Friday, June 03, 2011

Blogging Towards Sunday,  June 5
John 17:1-11 | Community

This prayer of Jesus, at the conclusion of John's gospel story of his life and relationships, is for unity among those that he calls his community in his day and in days to come.  As I thought about community in the text, in my life and it's changing implications in our urban, multicultural, technologically-flavored city characterized first and foremost by its diversity I wondered at the current definition of COMMUNITY:  according to wikipedia it's:

In biological terms, a community is a group of interacting organisms sharing a populated environment. In humancommunities, intentbeliefresourcespreferencesneedsrisks, and a number of other conditions may be present and common, affecting the identity of the participants and their degree of cohesiveness.
In sociology, the concept of community has led to significant debate, and sociologists are yet to reach agreement on a definition of the term. There were ninety-four discrete definitions of the term by the mid-1950s.[1] Traditionally a "community" has been defined as a group of interacting people living in a common location. The word is often used to refer to a group that is organized around common values and is attributed with social cohesion within a shared geographical location, generally in social units larger than a household. The word can also refer to the national community or international community.
The word "community" is derived from the Old French communité which is derived from the Latin communitas (cum, "with/together" + munus, "gift"), a broad term for fellowship or organized society.[2]
Since the advent of the Internet, the concept of community no longer has geographical limitations, as people can now virtually gather in an online community and share common interests regardless of physical location.
I find that the word "church" no longer has much concrete meaning for people when I talk about faith.  For many it evokes a limited perspective of morality, a tradition-preserving club, or buildings we drive by without stopping.  Faith Community or Community of Faith, seem to be words that speak more to our current context.  I'm struck by the idea of community as a group of people together, with each other sharing a common gift.  It's the togetherness that's a gift.  As well as a gift of commonality that brings togetherness.

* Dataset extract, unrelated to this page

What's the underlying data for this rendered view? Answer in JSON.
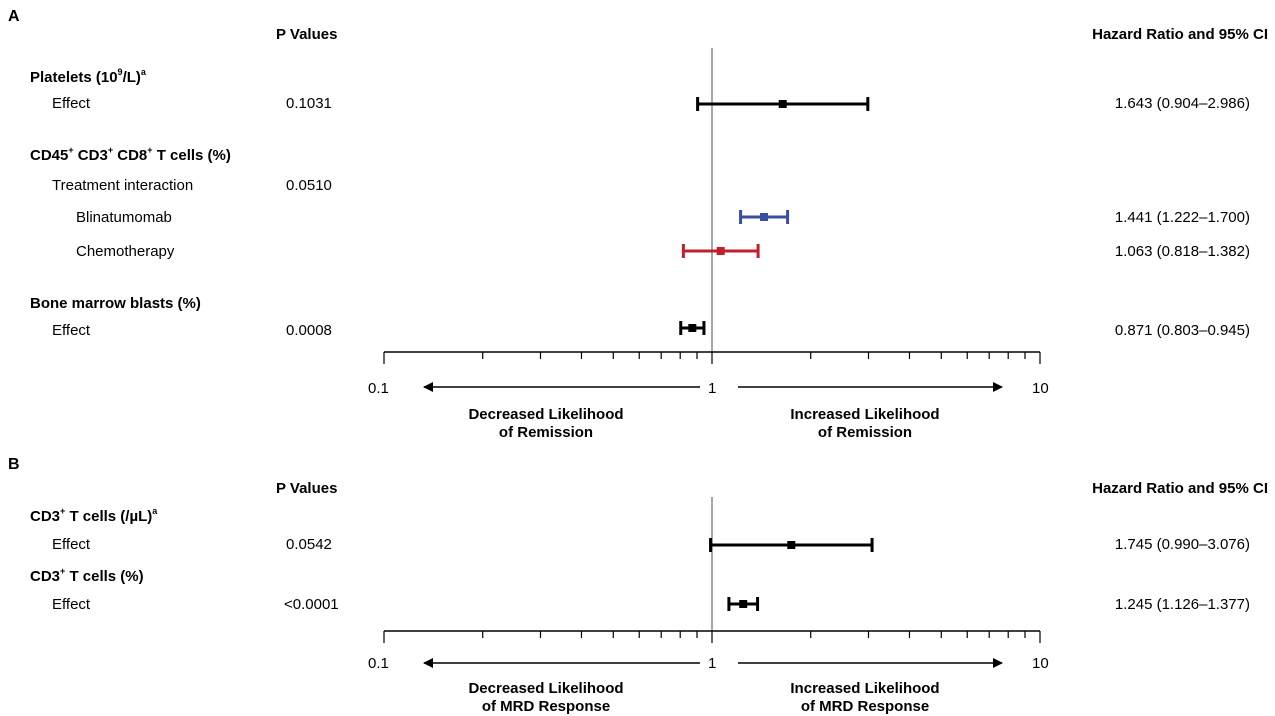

So how is the church a community then?  I think of life here in Oakland where church can often be experienced as a social club, a place where we expect one thing and settle for another, where we continue traditions without necessarily knowing why, where we meet people that we wouldn't meet elsewhere.  It's that final thing that strikes me.   A community of faith is one where we encounter one another because of the gift that we have encountered in knowing Jesus of Nazareth, because of our common experience of the divine through his story, presence and a relationship with him.  In an age where we are divided from one another in new ways: by technology that keeps us connected while it can simultaneously isolate us, a growing division between flats and hills schools and property values, a radical transformation of the ethnic boundaries and characteristics of Oakland, an emerging affirmation that we have to all impact our city for good rather than waiting for some bureaucracy to do it - it's quite revolutionary to experience church as a community of people together gathered by the gift of grace.  That's what church is meant to be - the community of followers of Jesus - a living group of people from the hills to the flats and in between, brought together with their differences, not simply to change the world, but to challenge the world.

1 comment:

Gene said...

The thing about community is we're all similar, and we're all different. Even with a limited scope of: Christians, who attend College Avenue Presbyterian in Oakland, there are differences in people's experiences, beliefs, etc.

But for Christians at least, the two commandments are: love God, and love your neighbor. And everyone is your neighbor.